Doing this with regexes is slow, though.. Here's a more direct version (seems about 15x faster than using regular expressions):
public static void find(String haystack, String tokens, int windowLen) {
char[] tokenChars = tokens.toCharArray();
int hayLen = haystack.length();
int pos = 0;
nextPos:
while (pos + windowLen <= hayLen) {
for (char c : tokenChars) {
int i = haystack.indexOf(c, pos);
if (i < 0) return;
if (i - pos >= windowLen) {
pos = i - windowLen + 1;
continue nextPos;
}
}
// match found at pos
System.out.println(pos + ".." + (pos + windowLen - 1) + ": " + haystack.substring(pos, pos + windowLen));
pos++;
}
}
This tested Java program has a commented regex which does the trick:
import java.util.regex.*;
public class TEST {
public static void main(String[] args) {
String s = "ab ab bc a cba";
Pattern p = Pattern.compile(
"# Match 5 char sequences containing: a and b and c\n" +
"(?=[abc]) # Assert first char is a, b or c.\n" +
"(?=.{0,4}a) # Assert an 'a' within 5 chars.\n" +
"(?=.{0,4}b) # Assert an 'b' within 5 chars.\n" +
"(?=.{0,4}c) # Assert an 'c' within 5 chars.\n" +
".{5} # If so, match the 5 chers.",
Pattern.COMMENTS);
Matcher m = p.matcher(s);
while (m.find()) {
System.out.print("Match = \""+ m.group() +"\"\n");
}
}
}
Note that there is another valid sequence S9:13" a cb" in your test data (before the S12:14"cba". Assuming you did not want to match this one, I added an additional constraint to filter it out, which requires that the 5 char window must begin with an a, b or c.

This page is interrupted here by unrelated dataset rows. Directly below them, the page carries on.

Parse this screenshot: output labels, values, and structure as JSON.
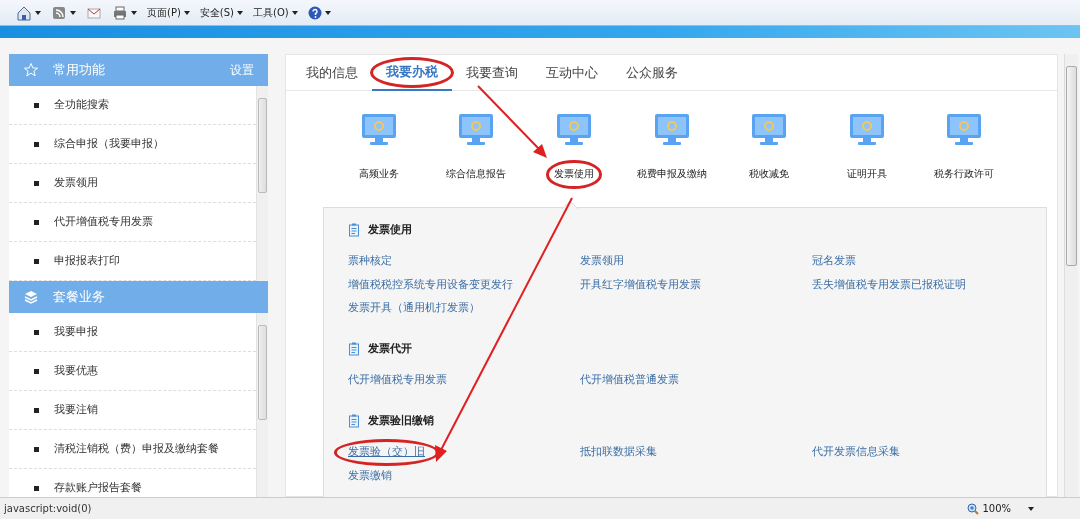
{
  "toolbar": {
    "menus": [
      "页面(P)",
      "安全(S)",
      "工具(O)"
    ]
  },
  "sidebar": {
    "panels": [
      {
        "kind": "star",
        "title": "常用功能",
        "action": "设置",
        "items": [
          "全功能搜索",
          "综合申报（我要申报）",
          "发票领用",
          "代开增值税专用发票",
          "申报报表打印"
        ]
      },
      {
        "kind": "layers",
        "title": "套餐业务",
        "items": [
          "我要申报",
          "我要优惠",
          "我要注销",
          "清税注销税（费）申报及缴纳套餐",
          "存款账户报告套餐"
        ]
      }
    ]
  },
  "tabs": [
    {
      "label": "我的信息",
      "selected": false,
      "circled": false
    },
    {
      "label": "我要办税",
      "selected": true,
      "circled": true
    },
    {
      "label": "我要查询",
      "selected": false,
      "circled": false
    },
    {
      "label": "互动中心",
      "selected": false,
      "circled": false
    },
    {
      "label": "公众服务",
      "selected": false,
      "circled": false
    }
  ],
  "services": [
    {
      "label": "高频业务",
      "circled": false
    },
    {
      "label": "综合信息报告",
      "circled": false
    },
    {
      "label": "发票使用",
      "circled": true
    },
    {
      "label": "税费申报及缴纳",
      "circled": false
    },
    {
      "label": "税收减免",
      "circled": false
    },
    {
      "label": "证明开具",
      "circled": false
    },
    {
      "label": "税务行政许可",
      "circled": false
    }
  ],
  "sections": [
    {
      "title": "发票使用",
      "links": [
        {
          "label": "票种核定",
          "hovered": false,
          "circled": false
        },
        {
          "label": "发票领用",
          "hovered": false,
          "circled": false
        },
        {
          "label": "冠名发票",
          "hovered": false,
          "circled": false
        },
        {
          "label": "增值税税控系统专用设备变更发行",
          "hovered": false,
          "circled": false
        },
        {
          "label": "开具红字增值税专用发票",
          "hovered": false,
          "circled": false
        },
        {
          "label": "丢失增值税专用发票已报税证明",
          "hovered": false,
          "circled": false
        },
        {
          "label": "发票开具（通用机打发票）",
          "hovered": false,
          "circled": false
        }
      ]
    },
    {
      "title": "发票代开",
      "links": [
        {
          "label": "代开增值税专用发票",
          "hovered": false,
          "circled": false
        },
        {
          "label": "代开增值税普通发票",
          "hovered": false,
          "circled": false
        }
      ]
    },
    {
      "title": "发票验旧缴销",
      "links": [
        {
          "label": "发票验（交）旧",
          "hovered": true,
          "circled": true
        },
        {
          "label": "抵扣联数据采集",
          "hovered": false,
          "circled": false
        },
        {
          "label": "代开发票信息采集",
          "hovered": false,
          "circled": false
        },
        {
          "label": "发票缴销",
          "hovered": false,
          "circled": false
        }
      ]
    }
  ],
  "status_bar": {
    "text": "javascript:void(0)",
    "zoom": "100%"
  }
}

Here is the output from the script:
Match = "ab bc"
Match = "a cba"
Well, one possibility (albeit a completely impractical one) is simply to match against all permutations:
abc..|ab.c.|ab..c| .... etc.
This can be factorised somewhat:
ab(c..|.c.|..c)|a.(bc.|b.c .... etc.
I'm not sure if you can do better with regex.

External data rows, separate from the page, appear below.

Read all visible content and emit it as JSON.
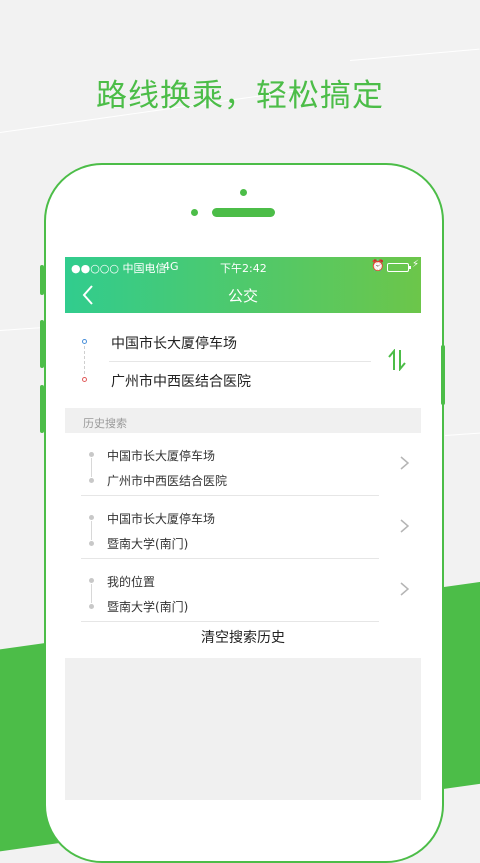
{
  "headline": "路线换乘，轻松搞定",
  "colors": {
    "brand_green": "#4cbd48",
    "gradient_start": "#31cc8e",
    "gradient_end": "#6cc64a"
  },
  "status_bar": {
    "carrier": "●●○○○ 中国电信",
    "network": "4G",
    "time": "下午2:42",
    "alarm_icon": "alarm-icon",
    "battery_icon": "battery-icon"
  },
  "app_bar": {
    "title": "公交",
    "back_icon": "chevron-left-icon"
  },
  "route": {
    "start": "中国市长大厦停车场",
    "end": "广州市中西医结合医院",
    "swap_icon": "swap-arrows-icon"
  },
  "history": {
    "header": "历史搜索",
    "items": [
      {
        "from": "中国市长大厦停车场",
        "to": "广州市中西医结合医院"
      },
      {
        "from": "中国市长大厦停车场",
        "to": "暨南大学(南门)"
      },
      {
        "from": "我的位置",
        "to": "暨南大学(南门)"
      }
    ],
    "clear_label": "清空搜索历史"
  }
}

Pattern p = Pattern.compile("(?:a()|b()|c()|.){5}\\1\\2\\3");
String s = "ab ab bc a cba";
Matcher m = p.matcher(s);
while (m.find())
{
System.out.println(m.group());
}
output:
ab bc
a cb
This is inspired by Recipe #5.7 in Regular Expressions Cookbook. Each back-reference (\1, \2, \3) acts like a zero-width assertion, indicating that the corresponding capturing group participated in the match, even though the group itself didn't consume any characters.
The authors warn that this trick relies on behavior that's undocumented in most flavors. It works in Java, .NET, Perl, PHP, Python and Ruby (original and Oniguruma), but not in JavaScript or ActionScript.